The EDACS score can reliably identify patients with low risk for MACE (< 1%) in caucasians; however, it does not stratify patients from other backgrounds into different risks5.
Furthermore, their population had a lower incidence of comorbidities than those in our study, while they reported a lower incidence of MACE (15.5% vs. 23%).
The Vancouver chest pain rule was derived from a prospective cohort in a tertiary care center with the disadvantage that it only recognizes myocardial infarction as its primary outcome6. It was further validated by Cullen et al. by including high sensitivity troponin assays in 20147. Similarly, to the EDACS score, it identifies those patients at low risk for myocardial infarction who can be safely discharged from the ED. The original study was performed in a tertiary level referral hospital whose population had the greatest incidence of comorbidities among original studies of the five clinical scores; however, they were still not as frequent as in our population. The proportion of patients with myocardial infarction was also lower than that in our study (21.6% vs. 24%)7.
Compared to the previous scores, when applying TIMI and GRACE risk scores in our population study did not perform as well and had a low prognostic value.
TIMI score is derived from selected clinical trial cohorts and is based on eight clinical indicators available on admission8. The ability of TIMI score to predict major adverse cardiac events (MACE) was assessed in TIMI 11B study, where a MACE was identified at 14 days noted in 31% of patients with a TIMI risk score of 6 or 79. However, the relationship between the events and the TIMI score vary according to the characteristics of the population in which is applied as occurred in our study.

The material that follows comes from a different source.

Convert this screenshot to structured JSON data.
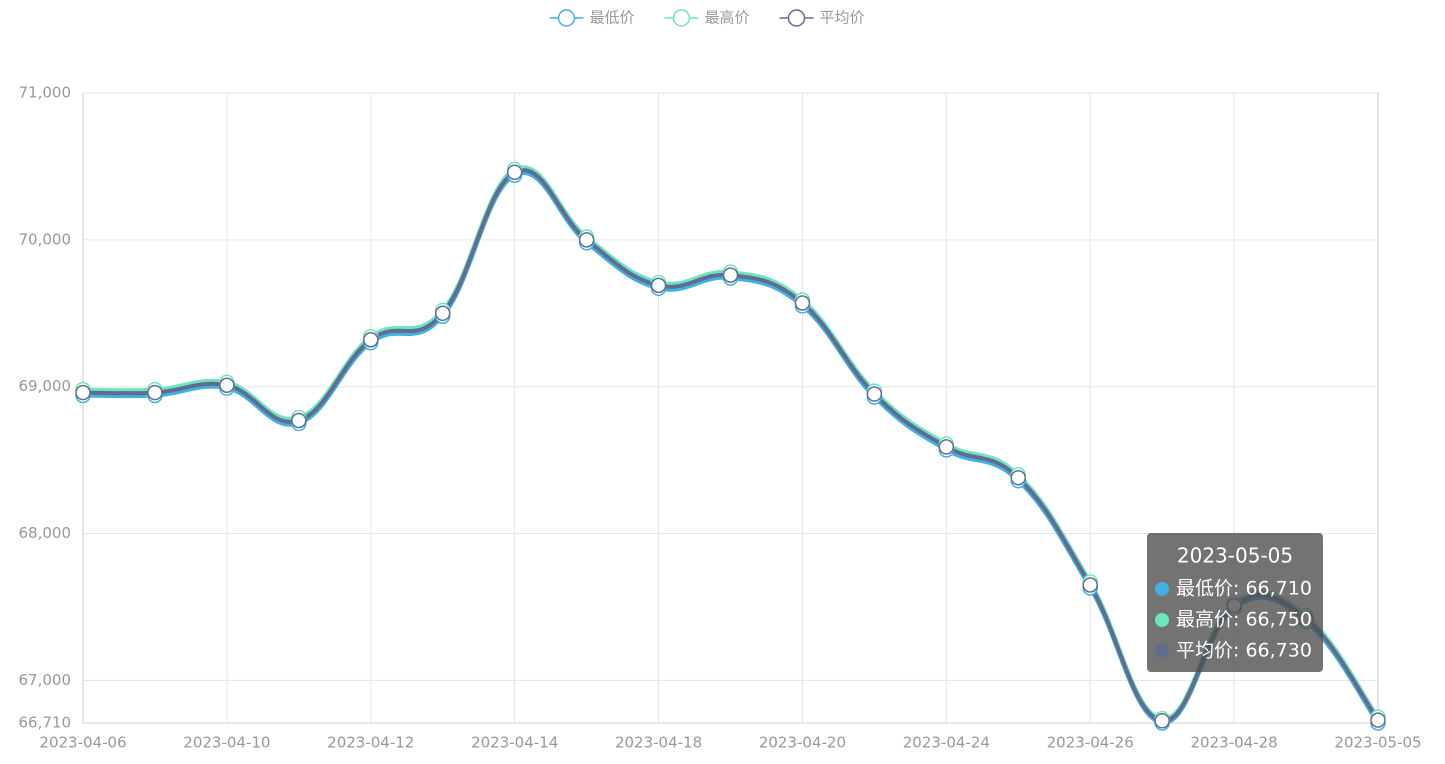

Finally, the GRACE score is based on a large registry of patients across the entire spectrum of coronary syndromes and is designed to determine all cause mortality at 6 months10. Despite including components such as age, Killip classification, hemodynamic status, and creatinine, which have been shown to be strong predictors of mortality after STEMI, in our study, the GRACE score showed a poor performance that may be related to the exclusion of the component of cardiac arrest and ST-segment deviation, which are components of GRACE score, indicating myocardial damage in progress and causing further events such as cardiogenic shock and recurrent MI11.
One of the strengths of our study is that the chest pain classification tools employed were originally described to classify patients with fewer comorbidities and cardiovascular risk factors. Therefore, this favors them as useful tools for discriminating patients at higher risk for cardiovascular disease, as in our study population due to the higher incidence of comorbidities.
Another strength of our study is that the discriminative power of each score was analyzed separately; in addition, calculation of IDI further improved the discrimination and classification of patients. To the best of our knowledge, the previously mentioned scores had never been compared by this approach in this kind of population.
Study limitations comprised development at a single site as well as the small patient sample, so our results may not be generalizable to other hospital settings.
Conclusions
This prospective and observational study demonstrated that the HEART score showed the higher accuracy and discriminative power to identify patients with chest pain at a higher risk of major cardiovascular endpoints. These results are of particular interest for the proper stratification of patients with chest pain in ED s in Mexico.